Aber die Wahrheit ist auch: Mindestens mal im ersten Jahr ist ein IT-Projekt unserer Größe gar nicht so sehr eine Technologie- sondern eine Personalbaustelle. Wir suchen weiter reichlich gute Leute.

Sie sprachen von drei entscheidenden Fehlern.
Richtig. Große IT-Vorhaben – ganz egal, ob es sich um SAP-Projekte oder solche mit anderen Anbietern handelt – brauchen Zeit. Wir etwa rechnen mit fünf Jahren für den Umbau. Und das ist nicht einmal besonders lange. Um so etwas durchzuziehen, braucht es Ausdauer und Durchhaltewillen. Wer das nicht bedenkt und beherzigt, fährt den Karren garantiert irgendwann vor die Wand.

Warum?
Im Grunde wollen wir doch alle an spannenden Aufgaben arbeiten, oder? So ein IT-Großprojekt ist das ganz sicher – zumindest am Anfang. Da ist es cool, so etwas voranzutreiben. Die ersten Schritte, die ersten Veränderungen, die ersten Meilensteine, die man erreicht, die begeistern. Die sorgen für Aufmerksamkeit und Anerkennung.
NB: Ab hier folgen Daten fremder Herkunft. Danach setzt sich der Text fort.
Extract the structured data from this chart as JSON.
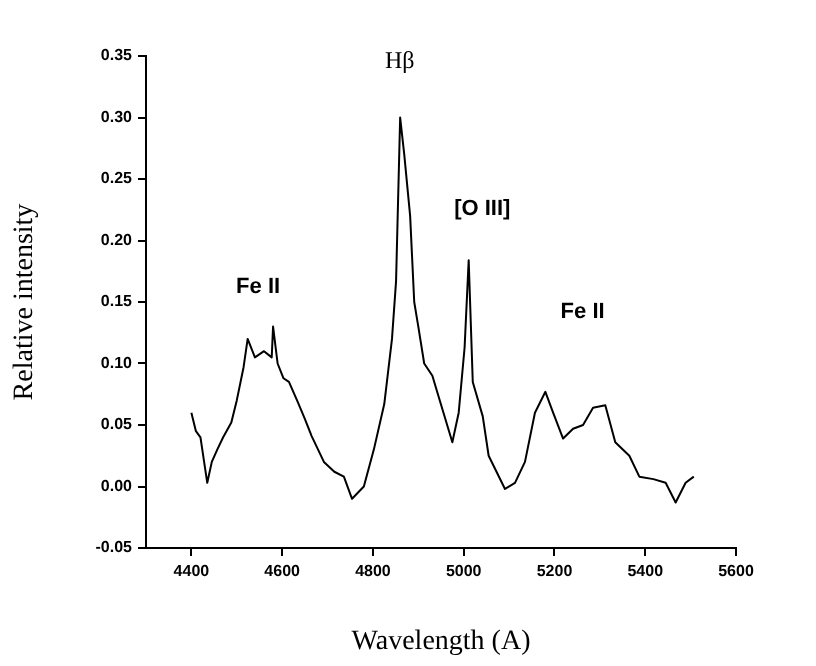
{
  "chart_data": {
    "type": "line",
    "xlabel": "Wavelength (A)",
    "ylabel": "Relative intensity",
    "x": [
      4400,
      4410,
      4420,
      4435,
      4445,
      4457,
      4470,
      4488,
      4500,
      4515,
      4524,
      4540,
      4560,
      4577,
      4580,
      4590,
      4603,
      4615,
      4634,
      4650,
      4665,
      4692,
      4715,
      4736,
      4754,
      4780,
      4802,
      4825,
      4842,
      4851,
      4860,
      4869,
      4882,
      4891,
      4900,
      4913,
      4931,
      4944,
      4975,
      4989,
      5002,
      5011,
      5020,
      5042,
      5055,
      5091,
      5113,
      5135,
      5157,
      5180,
      5197,
      5219,
      5241,
      5263,
      5285,
      5312,
      5334,
      5365,
      5387,
      5418,
      5445,
      5467,
      5489,
      5507
    ],
    "series": [
      {
        "color": "#000000",
        "values": [
          0.06,
          0.045,
          0.04,
          0.003,
          0.02,
          0.03,
          0.04,
          0.052,
          0.07,
          0.097,
          0.12,
          0.105,
          0.11,
          0.105,
          0.13,
          0.1,
          0.088,
          0.085,
          0.069,
          0.055,
          0.041,
          0.02,
          0.012,
          0.008,
          -0.01,
          0.0,
          0.03,
          0.067,
          0.12,
          0.167,
          0.3,
          0.27,
          0.22,
          0.15,
          0.13,
          0.1,
          0.09,
          0.074,
          0.036,
          0.06,
          0.113,
          0.184,
          0.085,
          0.057,
          0.025,
          -0.002,
          0.003,
          0.02,
          0.06,
          0.077,
          0.06,
          0.039,
          0.047,
          0.05,
          0.064,
          0.066,
          0.036,
          0.025,
          0.008,
          0.006,
          0.003,
          -0.013,
          0.003,
          0.008
        ]
      }
    ],
    "xlim": [
      4300,
      5600
    ],
    "xticks": [
      4400,
      4600,
      4800,
      5000,
      5200,
      5400,
      5600
    ],
    "ylim": [
      -0.05,
      0.35
    ],
    "yticks": [
      -0.05,
      {
        "value": 0,
        "label": "0.00"
      },
      0.05,
      {
        "value": 0.1,
        "label": "0.10"
      },
      0.15,
      {
        "value": 0.2,
        "label": "0.20"
      },
      0.25,
      {
        "value": 0.3,
        "label": "0.30"
      },
      0.35
    ],
    "marker": "none",
    "line_style": "solid",
    "grid": false,
    "legend": false,
    "annotations": [
      "Hβ",
      "[O III]",
      "Fe II",
      "Fe II"
    ]
  }
}
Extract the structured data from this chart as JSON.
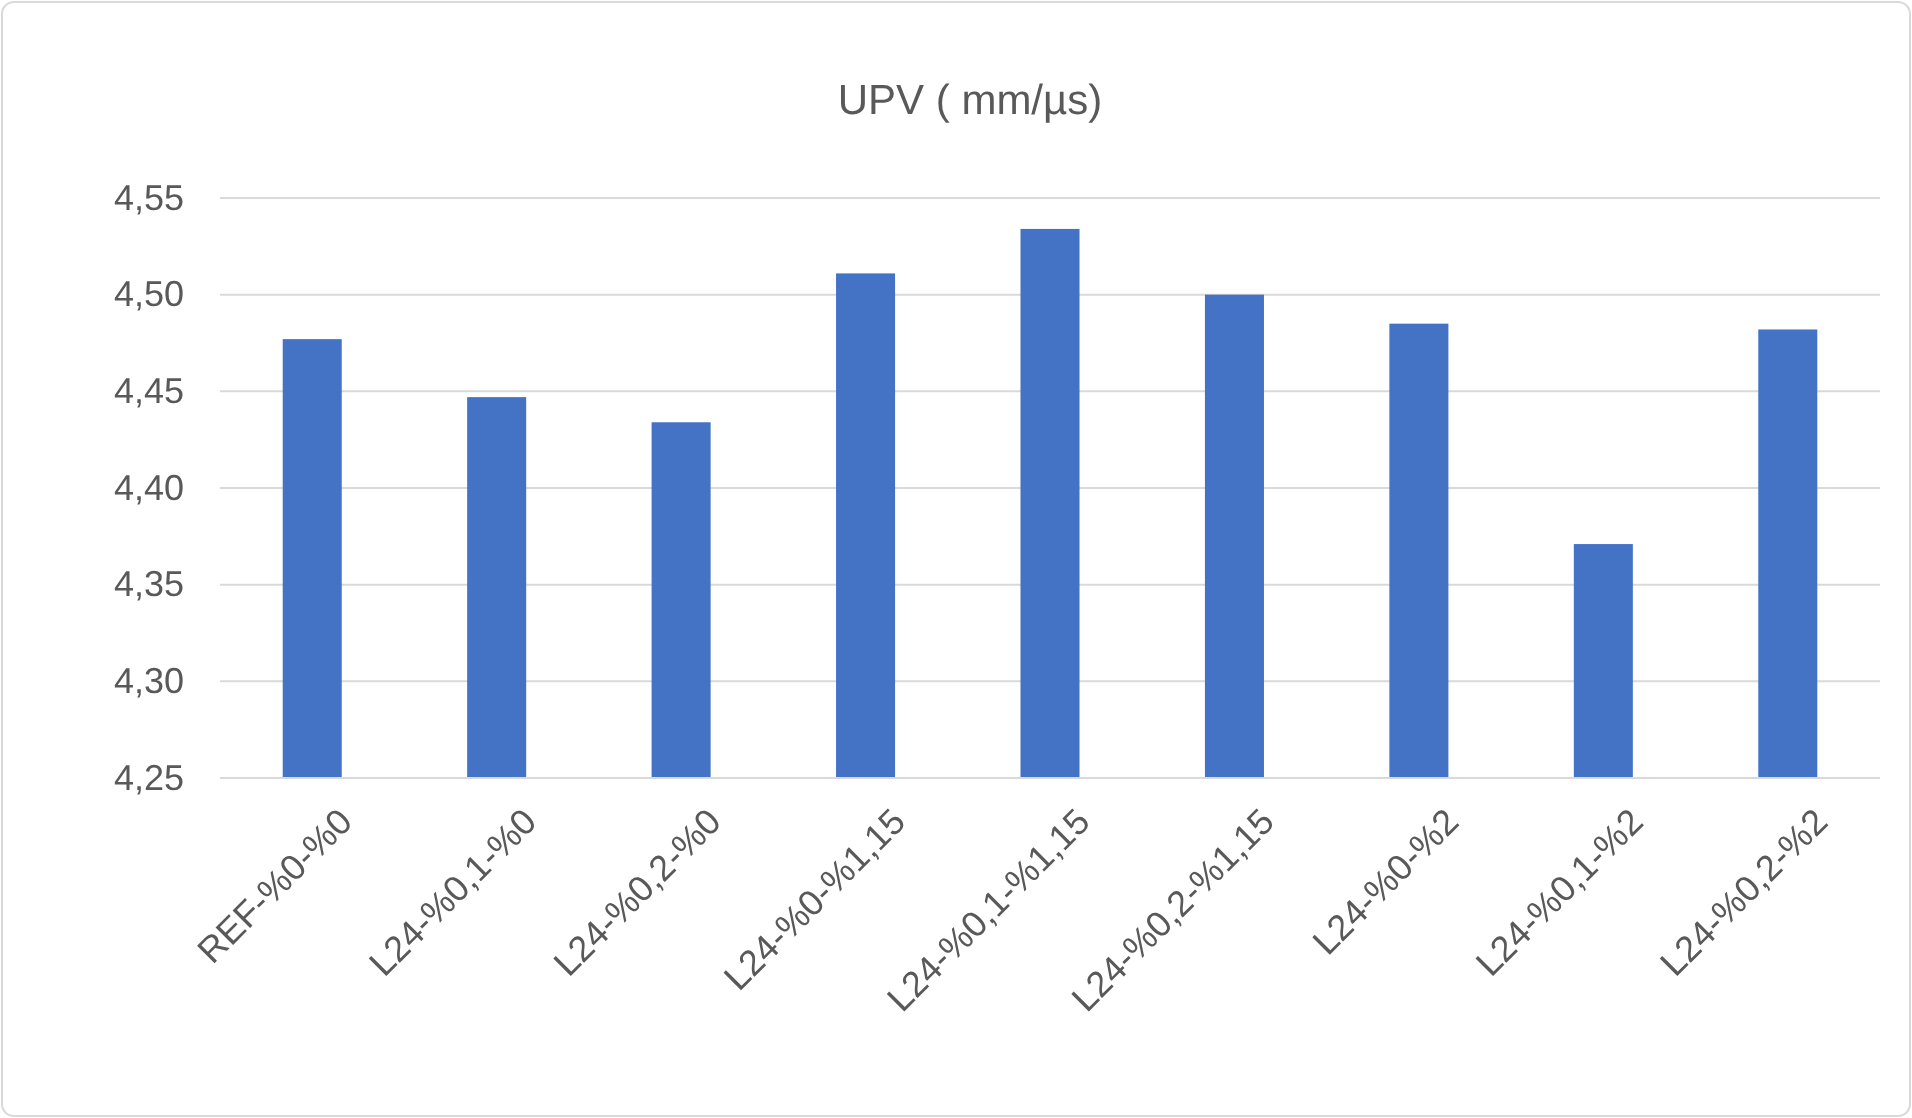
{
  "chart_data": {
    "type": "bar",
    "title": "UPV ( mm/µs)",
    "categories": [
      "REF-%0-%0",
      "L24-%0,1-%0",
      "L24-%0,2-%0",
      "L24-%0-%1,15",
      "L24-%0,1-%1,15",
      "L24-%0,2-%1,15",
      "L24-%0-%2",
      "L24-%0,1-%2",
      "L24-%0,2-%2"
    ],
    "values": [
      4.477,
      4.447,
      4.434,
      4.511,
      4.534,
      4.5,
      4.485,
      4.371,
      4.482
    ],
    "color": "#4472c4",
    "ylim": [
      4.25,
      4.55
    ],
    "yticks": [
      {
        "value": 4.25,
        "label": "4,25"
      },
      {
        "value": 4.3,
        "label": "4,30"
      },
      {
        "value": 4.35,
        "label": "4,35"
      },
      {
        "value": 4.4,
        "label": "4,40"
      },
      {
        "value": 4.45,
        "label": "4,45"
      },
      {
        "value": 4.5,
        "label": "4,50"
      },
      {
        "value": 4.55,
        "label": "4,55"
      }
    ],
    "grid": "y"
  }
}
Aber dann wird es halt zäh und irgendwann auch uncool. Da kommen neue Themen, da liegt der Fokus im Unternehmen woanders. Und Du steckst immer noch im Projekt – und die Ebene ist lang. Mit dem x-ten Teilschritt begeisterst Du keinen mehr. Im dritten Jahr wird es so richtig schmerzhaft. Und das Risiko, dass irgendwelche neuen Themen anfangen, die Großbaustelle zu kannibalisieren, das steigt mit jedem Monat.

Wer da den Fokus verliert, wer da beginnt, Personal zu verschieben, der legt den Grundstein für Verzögerungen, für Probleme, Kostensprünge und – mitunter zumindest – auch fürs spätere Scheitern.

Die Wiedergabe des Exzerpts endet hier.